В третью неделю Великого поста выгорела Москва. Бездомный люд бродил по городу, рылся в головешках в надежде отыскать, что уцелело от огня.
Ночами, когда горела Москва, в Китай-городе и в Кремле было светло как днем. Шляхта веселилась, ругалась и спорила, делила добычу и бахвалилась. Пировали в боярских хоромах, царских и митрополичьих палатах, монастырских трапезных и на подворьях, взламывали амбары и кладовые…
Затворившись в молельне, Мстиславский крестился истово, отбивал поклоны перед образами, шептал:
— Прости, Господи, коли повинен я.

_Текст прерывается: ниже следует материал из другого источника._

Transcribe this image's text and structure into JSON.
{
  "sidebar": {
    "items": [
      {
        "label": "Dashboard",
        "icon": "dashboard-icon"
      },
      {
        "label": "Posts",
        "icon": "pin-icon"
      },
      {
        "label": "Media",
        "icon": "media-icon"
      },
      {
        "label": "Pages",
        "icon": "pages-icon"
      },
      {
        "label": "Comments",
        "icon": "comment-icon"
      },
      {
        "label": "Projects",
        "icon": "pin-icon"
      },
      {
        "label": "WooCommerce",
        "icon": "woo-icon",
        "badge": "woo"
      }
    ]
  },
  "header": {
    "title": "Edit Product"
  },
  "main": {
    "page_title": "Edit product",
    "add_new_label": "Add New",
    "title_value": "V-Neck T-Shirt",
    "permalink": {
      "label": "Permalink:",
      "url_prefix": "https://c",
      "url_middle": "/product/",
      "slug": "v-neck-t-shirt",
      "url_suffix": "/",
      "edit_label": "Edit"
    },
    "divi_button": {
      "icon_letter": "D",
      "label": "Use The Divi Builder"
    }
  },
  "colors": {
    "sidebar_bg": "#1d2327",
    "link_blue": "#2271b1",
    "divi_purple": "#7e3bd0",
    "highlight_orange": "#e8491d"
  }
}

Но не желал смертоубийства и не по моей подсказке Москву пожгли. Не я ль к миру взывал? Ан не приял люд мои увещевания. Пожарский гордыней обуян. Кабы он к послушанью склонился, может, и не случилось такого разора…
Багряные языки плясали на стенах молельни, отражались в иконах, розовым цветом светились лики святых. Страшно князю Федору Ивановичу суда людского, но еще страшнее суда Всевышнего. Ведь не миновать его, как не миновать всяк живущему, когда пробьет смертный час. Но отчего забывает человек о том? В суете сует мысли о земном…
И снова думы потянули князя на круги жизни: отчего Москва Владислава не приемлет? Может, ляхи в том повинны? Вели себя ровно разбойники, бесчинствовали, даже к боярам без почтения и к Церкви Православной. Ко всему своенравство Гермогена. В проповедях ляхов проклинает, а с ними и короля.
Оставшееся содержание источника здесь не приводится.